UPDATE (2012-01-14): A knowledgeable reader writes:
Ah, journalists! What do transgenic animals have to do with synthetic biology? Absolutely nothing, in fact. And the hyperbole fails, too. If the protein was human instead of arachnid (as is the with many cows now), that goat would be part human then? Which would then mean that a lot of bacterial, insect and mouse cells I grow in the lab are part human, too! Woo-hoo! Meet Dima Klenchin, a synthetic biologist...

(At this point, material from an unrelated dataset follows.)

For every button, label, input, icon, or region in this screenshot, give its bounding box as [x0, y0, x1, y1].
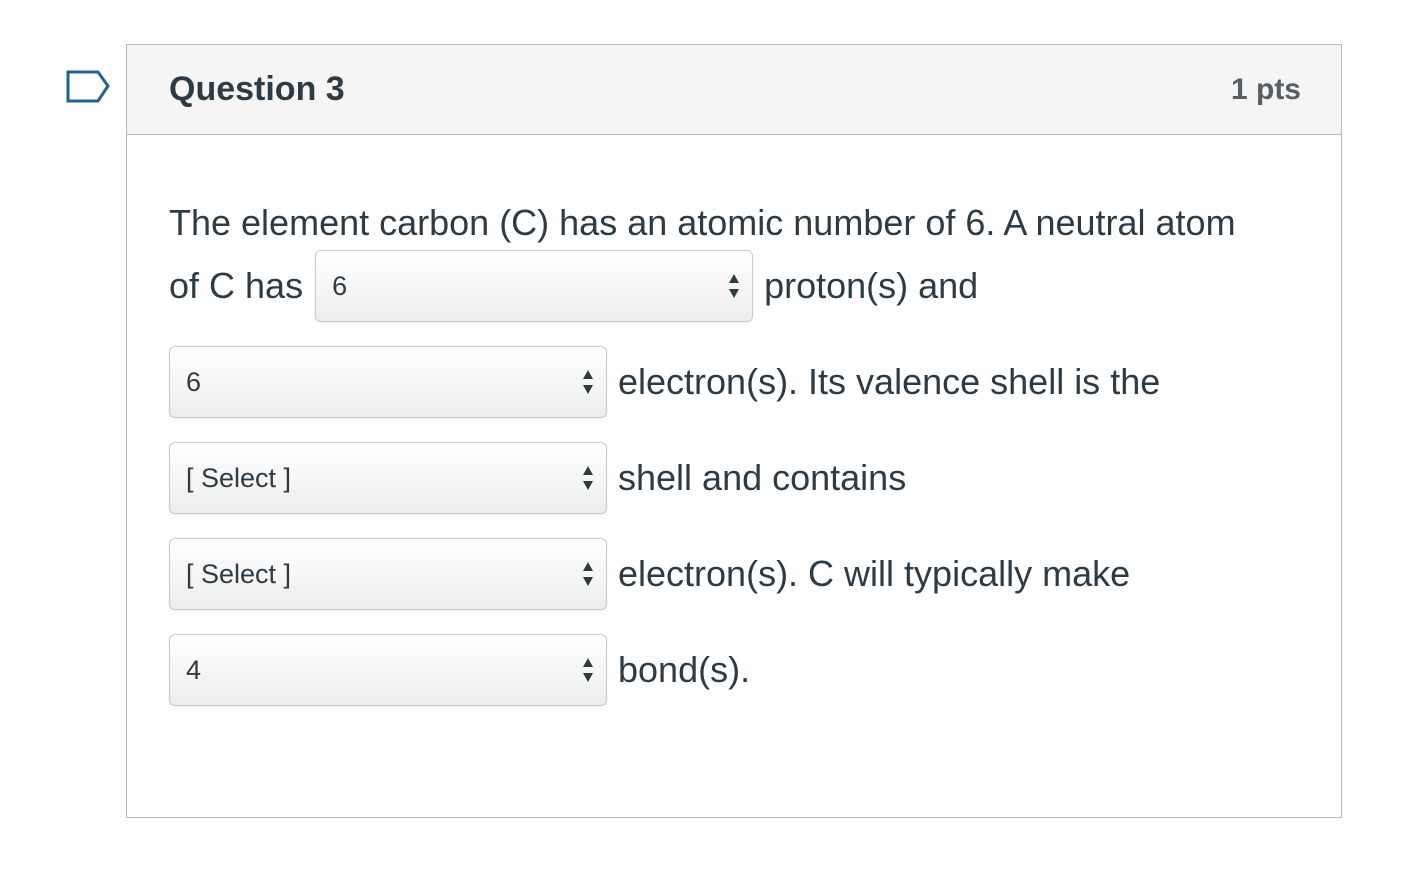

And Venter Institute's bacterium is not a synthetic life by any stretch of imagination and neither is anything else described in the article (modifying microorganisms for industrial production is about two decades old news). In fact, "synthetic biology" seems to be simply a new buzz word to get funding easier. You see, "transgenic organisms" is getting too routine and stale from the funding point of view and "nanotechnology" too has been overused to the point of losing much of its buzz power as well. So pharmacology is now "chemical biology" and gene engineering is now "synthetic biology".
As for the truly synthetic life, we are finding that it is a very hard going. Everyone would be enormously impressed by a single brand new enzyme or a metabolic pathway (no aping from existing prototypes in nature). Alas, even that turns out to be easier said than done. But fear not - all those computer scientists and physicists will soon, veeeery soon, come to the rescue. :-)
I thought it was a fun article but your points are well taken. I think that there is a faction who are trying to "define down" the term synthetic biology so it applies to everything from recombinant DNA upward. Venter obviously hasn't helped matters by trying to lower the bar for an artificial life form.
But maintaining any useful distinction may become impossible anyway if molecular machines can be made to interact in any useful way with endogenous genomes. Of course if they make spider silk comes straight out the goat's udder it would be more awesome than tomacco!